A northwest Iowa factory that makes furniture for hospitals and other health care facilities will close in mid-September.

Nemschoff Chairs in Sioux Center is part of Herman Miller, Inc. Mark Schurman, a company spokesman, says 111 workers will lose their jobs.

“There will be in late July approximately 30 jobs that would end and then another 50 in late August and then the balance on or before September 15,” Schurman says.

Nineteen workers at the Sioux Center plant were laid off two months ago. The company makes furniture for waiting rooms, children’s pediatric units, the side tables in hospital rooms and other furniture found in health care settings.

“Obviously it’s been a difficult economic back-drop generally for the last few years,” Schurman says. “But within the health care industry as a whole, there’s been the added uncertainty surrounding the long-term effects of the health care reform act, which has led a lot of health care customers to delay or cancel spending on their facilities because of uncertainties around federal reimbursement.”

Employees at the factory in Sioux Center will get a severance package.

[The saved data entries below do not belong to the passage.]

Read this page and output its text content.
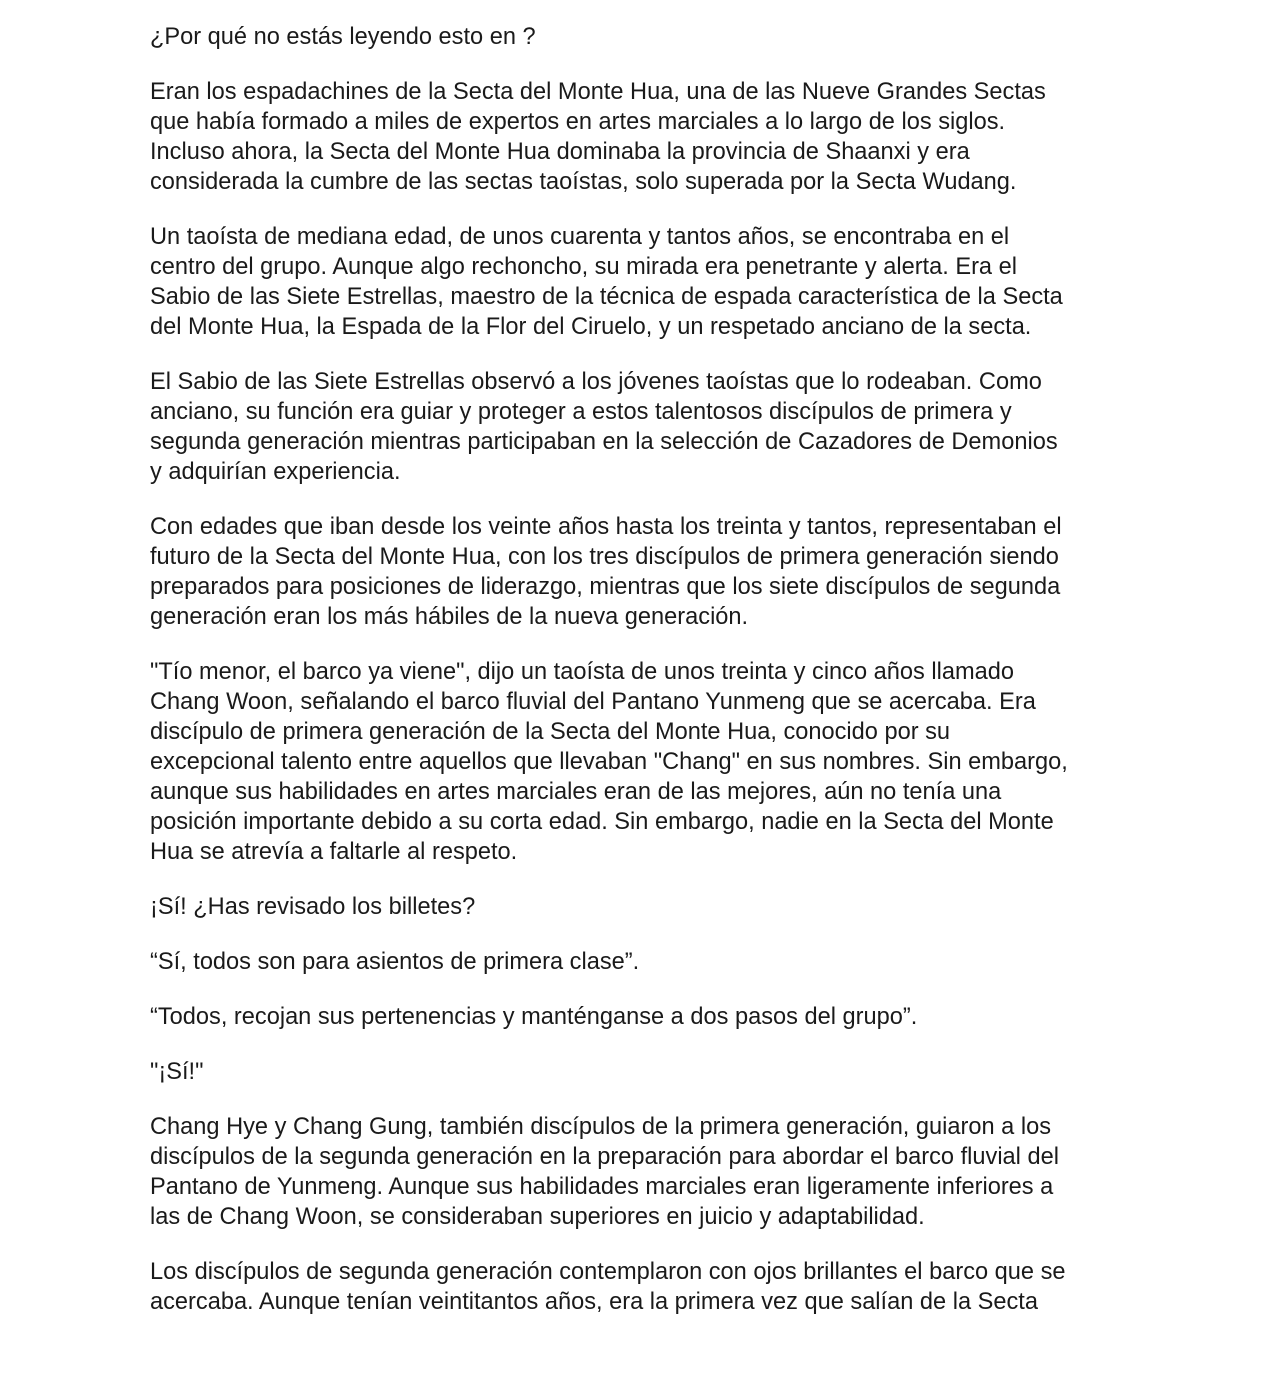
¿Por qué no estás leyendo esto en ?

Eran los espadachines de la Secta del Monte Hua, una de las Nueve Grandes Sectas
que había formado a miles de expertos en artes marciales a lo largo de los siglos.
Incluso ahora, la Secta del Monte Hua dominaba la provincia de Shaanxi y era
considerada la cumbre de las sectas taoístas, solo superada por la Secta Wudang.

Un taoísta de mediana edad, de unos cuarenta y tantos años, se encontraba en el
centro del grupo. Aunque algo rechoncho, su mirada era penetrante y alerta. Era el
Sabio de las Siete Estrellas, maestro de la técnica de espada característica de la Secta
del Monte Hua, la Espada de la Flor del Ciruelo, y un respetado anciano de la secta.

El Sabio de las Siete Estrellas observó a los jóvenes taoístas que lo rodeaban. Como
anciano, su función era guiar y proteger a estos talentosos discípulos de primera y
segunda generación mientras participaban en la selección de Cazadores de Demonios
y adquirían experiencia.

Con edades que iban desde los veinte años hasta los treinta y tantos, representaban el
futuro de la Secta del Monte Hua, con los tres discípulos de primera generación siendo
preparados para posiciones de liderazgo, mientras que los siete discípulos de segunda
generación eran los más hábiles de la nueva generación.

"Tío menor, el barco ya viene", dijo un taoísta de unos treinta y cinco años llamado
Chang Woon, señalando el barco fluvial del Pantano Yunmeng que se acercaba. Era
discípulo de primera generación de la Secta del Monte Hua, conocido por su
excepcional talento entre aquellos que llevaban "Chang" en sus nombres. Sin embargo,
aunque sus habilidades en artes marciales eran de las mejores, aún no tenía una
posición importante debido a su corta edad. Sin embargo, nadie en la Secta del Monte
Hua se atrevía a faltarle al respeto.

¡Sí! ¿Has revisado los billetes?

“Sí, todos son para asientos de primera clase”.

“Todos, recojan sus pertenencias y manténganse a dos pasos del grupo”.

"¡Sí!"

Chang Hye y Chang Gung, también discípulos de la primera generación, guiaron a los
discípulos de la segunda generación en la preparación para abordar el barco fluvial del
Pantano de Yunmeng. Aunque sus habilidades marciales eran ligeramente inferiores a
las de Chang Woon, se consideraban superiores en juicio y adaptabilidad.

Los discípulos de segunda generación contemplaron con ojos brillantes el barco que se
acercaba. Aunque tenían veintitantos años, era la primera vez que salían de la Secta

“We’re absolutely committed to doing right by those Sioux Center employees,” Schurman says. “And, in fact, I really want to emphasize that these are great people and the decision to close that plant really has no reflection at all on the quality of that workforce.”

Leonard Nemschoff founded the company in 1950 in Wisconsin, focused on building furniture for libraries and colleges. In the late 1980s the firm shifted its focus to making furniture for the health care industry. In 2009 the company was purchased by Herman Miller, a Michigan furniture manufacturer.